As it would turn out, Rubber Soul would have a huge impact on none other than The Beach Boys’ Brian Wilson. I’m not sure, actually, whether it was the British or the American version he would have initially been exposed to, but my guess it was the softer, mellower (and, BTW, pot-influenced) folk-themed release created by the Capital executives that would have impressed him as the album making a cohesive statement from start to finish, thus inspiring him to try and achieve something along the same lines. This would result in the release of the band’s iconic Pet Sounds the following year.
You can’t really appreciate the fullness of Rubber Soul without also considering its companion single release “Day Tripper” b/w “We Can Work It Out”. The single, one of the best the band ever released, shows both Lennon and McCartney at the top of their game. “Day Tripper” is a straight-forward, out-and-out rocker, but it would be “We Can Work It Out” that would be the more interesting, for it not only featured a true collaboration between the two (actually taking two separate songs they had been working on individually and putting them together) but it illustrated the different aspects of the Lennon and McCartney personas, presaging how their own relationship would fall apart and drive the band apart just a few years’ hence to its ultimate dissolution.
Here you have McCartney playing role of conciliator, his sentiments both rational and hopeful…
Try to see it my way
Do I have to keep on talking till I can’t go on?
While you see it your way
Run the risk of knowing that our love may soon be gone
We can work it outThink of what you’re saying
You can get it wrong and still you think that it’s alright
Think of what I’m saying
We can work it out and get it straight, or say good night
We can work it out
…while Lennon’s bridge is impatient, cynical, and frustrated:
Life is very short, and there’s no time
For fussing and fighting, my friend
I have always thought that it’s a crime
So I will ask you once again…
It would be hard not to see these how such different personalities and outlooks could come into conflict when the band ceased to operate as a cohesive unit.
Rubber Soul shows the Beatles near the peak of their creative abilities.
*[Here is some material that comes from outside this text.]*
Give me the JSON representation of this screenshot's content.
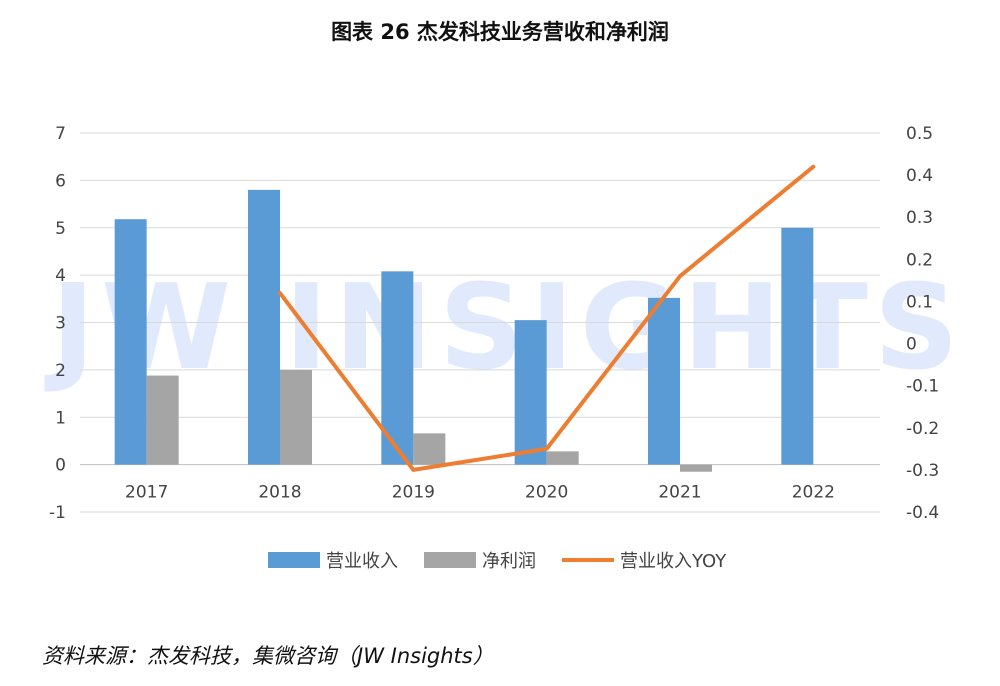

And as good as this album is, and how it still holds up over time as an artistic statement reflective of what classic pop music sounded like in late 1965, they were still stretching and growing creatively. They would stretch even more and grow even more creative once the touring stopped (and their drugs of choice changed), and their next release, Revolver, would define the very best of what the group as four individual contributors would ever be able to achieve as a collective unit ever again. But it couldn’t have happened without Rubber Soul.